Мужик свернул цигарку, прикурил, оперся о косяк, стоит, покуривает. «Валька, Валька-а, а-у! — послышался из-за гумна голос его Ганны. — А чтоб тебе, лягушонок ты этакий, что ж ты сидишь? А где, где твои гуси, а?» И слышно было, как Ганна побежала по росному косматому лужку. «Всыплет малой», — подумал мужик. А сам все смотрит на паука… Потом плюнул, может, в двадцатый раз, бросил окурок, притоптал его и, словно встрепенувшись, взялся за крайний пук.

— Что ж ты расселся, как паи? — сказал мужик и тронул паука соломиной. Паук беспокойно зашевелился, насторожился. — Ну, ну, умен ты, да не очень. — И потянул пук. Несколько основных нитей потянулось за пуком, вся сеть вытянулась, сузилась, и паук засуетился. Стал сначала вбирать в себя сеть, но, видя, что не до поросят, когда свинью смалят, побежал по нити паутины под стреху и спрятался. Мужик взял два пука в обе руки и понес, а за ним потянулась сеть.

И вся красота растряслась.

Разостлал мужик лен на току, сел на нем и ну лупить вальком по головкам.

А сам думает:

«Покойный батька плотником был и меня начал брать с собой с пятнадцати лет. Вот уже двадцать третий годок, как и я волочусь по срубам. И мерзнешь, человек, и киснешь, и жаришься, как тот рак, на солнце. А то как шмякнулся однажды с лесов, когда Климашику стропила на гумно взволакивали… И хозяйство ж несчастное тоже, кидаешься то козлом, то бараном, бьешься как рыба об лед, а что толку.

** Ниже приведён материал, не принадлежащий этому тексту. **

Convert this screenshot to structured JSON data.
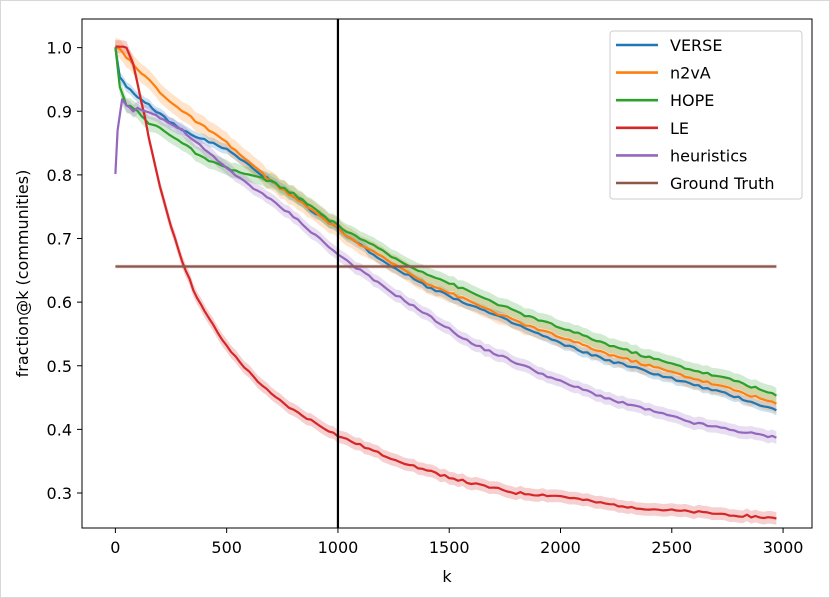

А там позалетось пожар. Приехал из лесу — одно гуменце застал… Хата и сегодня еще «беспорточная» — без чулана стоит. Да и что за хата — гниль. Слепил так-сяк, а соломы часть купил, а часть добывать пришлось».

И мужику живо вспоминается начало весны, грязь в Загорье, и сам он, голодный и злой, идет по грязи, с чужого двора… Под мышкой сноп соломы, съехало свясло, а сам он поправляет шапку, которую только что снимал, благодаря человека за дар.

— Н-ной, Маруся! — понукает он с пригорка кобылу. Она стоит посреди улицы, чуть не по колена в холодной глине, и о чем-то думает или просто дремлет, отвесив губу. — Эх, съежилась, дохлятина! Ничего не придумаешь, я за тебя не потяну. Н-ной!..

Кобылка напряглась изо всех сил и поплыла по болоту дальше. А мужик шлепает сбоку.

А после, поздним вечером, скорчившись на выпрошенных снопах, он долго-долго едет домой. В чужую хату, что приютила его, один со своими черными мыслями… Злобно стегает кобылу и слушает, как колеса на деревянном ходу скрипят на колдобинах, в которых то хлюпает вода, то хрустит ледок, слушает, как ноют его мокрые ноги и сосет с голодухи под ложечкой, как стонут над болотом чибисы, тоже, должно быть, голодные, бесприютные, злые…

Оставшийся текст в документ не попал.